Mysz biorczyni umożliwiła wizualizację cech strukturalnych w tkance ucha, takich jak naczynia krwionośne, komórki rezydentne i mieszki włosowe, za pomocą podejścia opartego na mikroskopii przyżyciowej. Urazy wywołane laserem były łatwe do uwidocznienia dzięki ich silnej autofluorescencji wykrytej we wszystkich kanałach oraz zmianom w ułożeniu kolagenu. Pełny widok trójwymiarowej architektury skóry i lokalizacji wstrzykniętych neutrofili przedstawia stos Z skóry od warstwy zewnętrznej do wewnętrznej w trójwymiarowym renderowaniu objętościowym.

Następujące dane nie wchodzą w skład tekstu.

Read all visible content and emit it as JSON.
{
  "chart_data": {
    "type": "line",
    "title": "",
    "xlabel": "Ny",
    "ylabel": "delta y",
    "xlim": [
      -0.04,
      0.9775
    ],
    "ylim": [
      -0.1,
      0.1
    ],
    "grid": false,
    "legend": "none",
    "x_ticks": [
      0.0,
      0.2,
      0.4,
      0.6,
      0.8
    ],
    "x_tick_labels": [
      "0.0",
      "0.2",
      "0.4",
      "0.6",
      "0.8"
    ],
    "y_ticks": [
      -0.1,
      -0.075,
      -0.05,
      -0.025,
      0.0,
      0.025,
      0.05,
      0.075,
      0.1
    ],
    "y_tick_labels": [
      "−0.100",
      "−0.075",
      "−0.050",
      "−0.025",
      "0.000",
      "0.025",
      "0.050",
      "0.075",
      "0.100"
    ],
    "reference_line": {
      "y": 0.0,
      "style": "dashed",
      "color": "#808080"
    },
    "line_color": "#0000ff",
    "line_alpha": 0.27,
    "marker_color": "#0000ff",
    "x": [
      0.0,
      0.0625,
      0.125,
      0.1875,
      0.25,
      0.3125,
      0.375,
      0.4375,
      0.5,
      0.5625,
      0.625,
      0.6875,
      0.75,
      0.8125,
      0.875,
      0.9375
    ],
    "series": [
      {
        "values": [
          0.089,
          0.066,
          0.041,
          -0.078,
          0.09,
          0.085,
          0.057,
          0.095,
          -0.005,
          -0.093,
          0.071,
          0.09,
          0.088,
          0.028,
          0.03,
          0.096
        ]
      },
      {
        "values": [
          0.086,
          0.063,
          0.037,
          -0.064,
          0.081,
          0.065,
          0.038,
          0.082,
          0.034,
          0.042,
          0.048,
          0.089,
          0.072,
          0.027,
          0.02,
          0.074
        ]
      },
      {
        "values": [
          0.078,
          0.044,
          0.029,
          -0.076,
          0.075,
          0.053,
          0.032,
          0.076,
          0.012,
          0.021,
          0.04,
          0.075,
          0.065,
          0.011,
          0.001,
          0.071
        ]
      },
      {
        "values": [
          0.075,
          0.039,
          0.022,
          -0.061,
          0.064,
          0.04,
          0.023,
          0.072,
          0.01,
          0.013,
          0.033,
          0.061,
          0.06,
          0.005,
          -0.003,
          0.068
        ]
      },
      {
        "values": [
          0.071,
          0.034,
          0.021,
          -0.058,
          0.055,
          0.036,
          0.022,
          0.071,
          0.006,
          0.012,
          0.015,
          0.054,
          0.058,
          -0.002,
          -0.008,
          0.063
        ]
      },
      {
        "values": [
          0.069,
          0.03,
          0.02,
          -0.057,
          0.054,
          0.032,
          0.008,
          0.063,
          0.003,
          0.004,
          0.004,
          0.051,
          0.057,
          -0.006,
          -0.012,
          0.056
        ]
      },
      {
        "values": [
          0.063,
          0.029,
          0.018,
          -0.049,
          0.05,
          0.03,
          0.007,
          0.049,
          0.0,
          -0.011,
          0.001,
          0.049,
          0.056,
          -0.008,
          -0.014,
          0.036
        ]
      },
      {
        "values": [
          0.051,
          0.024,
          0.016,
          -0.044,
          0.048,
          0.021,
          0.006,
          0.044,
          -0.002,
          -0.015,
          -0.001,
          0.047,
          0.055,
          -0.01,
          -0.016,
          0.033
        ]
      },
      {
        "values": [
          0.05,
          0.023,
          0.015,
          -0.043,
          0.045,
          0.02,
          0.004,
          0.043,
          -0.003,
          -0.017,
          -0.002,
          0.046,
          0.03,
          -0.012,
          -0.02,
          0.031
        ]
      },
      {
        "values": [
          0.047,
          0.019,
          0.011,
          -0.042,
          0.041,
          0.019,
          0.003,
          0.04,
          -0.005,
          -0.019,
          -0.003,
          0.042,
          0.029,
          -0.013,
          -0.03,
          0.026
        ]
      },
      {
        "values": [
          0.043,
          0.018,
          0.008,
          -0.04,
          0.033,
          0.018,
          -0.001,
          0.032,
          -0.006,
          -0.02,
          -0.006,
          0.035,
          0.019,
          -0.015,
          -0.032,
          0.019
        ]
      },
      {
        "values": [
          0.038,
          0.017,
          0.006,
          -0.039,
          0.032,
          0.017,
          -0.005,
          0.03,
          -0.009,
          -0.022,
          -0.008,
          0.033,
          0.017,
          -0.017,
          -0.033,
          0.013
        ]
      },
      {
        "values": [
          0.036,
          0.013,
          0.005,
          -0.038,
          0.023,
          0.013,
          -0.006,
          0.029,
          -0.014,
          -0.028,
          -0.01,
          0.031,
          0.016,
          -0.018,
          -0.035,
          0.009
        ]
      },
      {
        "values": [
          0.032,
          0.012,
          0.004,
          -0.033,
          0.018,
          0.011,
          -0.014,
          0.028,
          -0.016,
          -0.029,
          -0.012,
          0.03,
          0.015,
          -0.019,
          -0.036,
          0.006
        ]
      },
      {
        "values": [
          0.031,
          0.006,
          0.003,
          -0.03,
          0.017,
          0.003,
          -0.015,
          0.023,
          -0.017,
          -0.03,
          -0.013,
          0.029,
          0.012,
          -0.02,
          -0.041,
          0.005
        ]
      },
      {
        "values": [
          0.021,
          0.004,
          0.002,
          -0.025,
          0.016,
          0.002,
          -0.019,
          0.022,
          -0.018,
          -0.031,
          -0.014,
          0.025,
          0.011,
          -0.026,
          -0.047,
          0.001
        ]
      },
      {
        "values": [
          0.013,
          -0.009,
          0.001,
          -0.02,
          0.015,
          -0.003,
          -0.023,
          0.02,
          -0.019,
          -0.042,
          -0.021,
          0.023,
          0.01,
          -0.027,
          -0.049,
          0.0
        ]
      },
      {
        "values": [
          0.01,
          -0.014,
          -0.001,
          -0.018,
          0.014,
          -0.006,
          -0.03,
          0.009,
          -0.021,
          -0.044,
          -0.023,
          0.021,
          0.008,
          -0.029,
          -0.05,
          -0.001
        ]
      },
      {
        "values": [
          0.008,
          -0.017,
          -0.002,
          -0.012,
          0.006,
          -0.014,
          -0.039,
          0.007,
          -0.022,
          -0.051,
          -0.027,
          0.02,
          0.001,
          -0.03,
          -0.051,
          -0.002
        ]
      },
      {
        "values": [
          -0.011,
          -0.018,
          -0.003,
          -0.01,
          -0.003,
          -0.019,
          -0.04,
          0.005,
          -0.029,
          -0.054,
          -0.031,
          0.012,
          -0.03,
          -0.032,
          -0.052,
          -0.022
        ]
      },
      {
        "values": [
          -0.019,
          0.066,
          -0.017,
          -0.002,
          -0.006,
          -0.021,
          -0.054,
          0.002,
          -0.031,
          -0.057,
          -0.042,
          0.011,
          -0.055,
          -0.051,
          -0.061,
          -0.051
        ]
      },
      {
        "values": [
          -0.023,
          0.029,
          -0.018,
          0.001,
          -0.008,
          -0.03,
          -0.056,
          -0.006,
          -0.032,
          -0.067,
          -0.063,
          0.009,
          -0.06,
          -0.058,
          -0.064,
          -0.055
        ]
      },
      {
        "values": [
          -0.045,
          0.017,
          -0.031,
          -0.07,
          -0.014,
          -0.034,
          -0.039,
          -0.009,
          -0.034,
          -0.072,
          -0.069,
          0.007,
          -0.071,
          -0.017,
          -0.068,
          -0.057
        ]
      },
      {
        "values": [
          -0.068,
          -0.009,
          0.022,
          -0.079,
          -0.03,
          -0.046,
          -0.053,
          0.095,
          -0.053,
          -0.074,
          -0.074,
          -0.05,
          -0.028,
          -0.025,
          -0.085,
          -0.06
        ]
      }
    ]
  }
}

Obrazowanie poklatkowe pokazało, że neutrofile pobierają próbki ze skóry ucha i wchodzą w interakcję z macierzą wewnątrzkomórkową i tkanką gospodarza. Za pomocą przyżyciowej mikroskopii subkomórkowej wyraźnie uwidoczniono dynamiczną przebudowę błony plazmatycznej podczas migracji, tworzenie się wypukłości błony na krawędzi natarcia oraz cofanie się tylnej części komórek. Sekwencje poklatkowe ujawniają złożoność interakcji z macierzą wewnątrzkomórkową.

Lokalną dynamikę błony plazmatycznej analizowano za pomocą algorytmu opartego na identyfikacji 100 punktów granicznych znajdujących się pod powierzchnią komórki. Zmiany w lokalnej krzywiźnie i obszarze podkreślonym przez wypukłości błony plazmatycznej zostały obliczone dla każdego punktu granicznego i zgłoszone dla każdego przedziału czasowego w postaci kymogramów. Zarówno przód, jak i tył komórek zachowują większą krzywiznę niż bok komórek.

Ujemne zmiany obszaru są bardziej widoczne z tyłu komórek niż na krawędzi natarcia, gdzie dodatnie zmiany obszaru są bardziej widoczne. Po obrazowaniu tkanka może zostać pobrana, utrwalona i przetworzona w celu barwienia w celu dalszej oceny celu zainteresowania i wyjaśnienia mechanizmów. Ta procedura mająca na celu obrazowanie dynamiki błony może być dostosowana do szerszego pytania dotyczącego biologii komórki w różnych typach komórek i komórkach migrujących w ich odpowiednich środowiskach.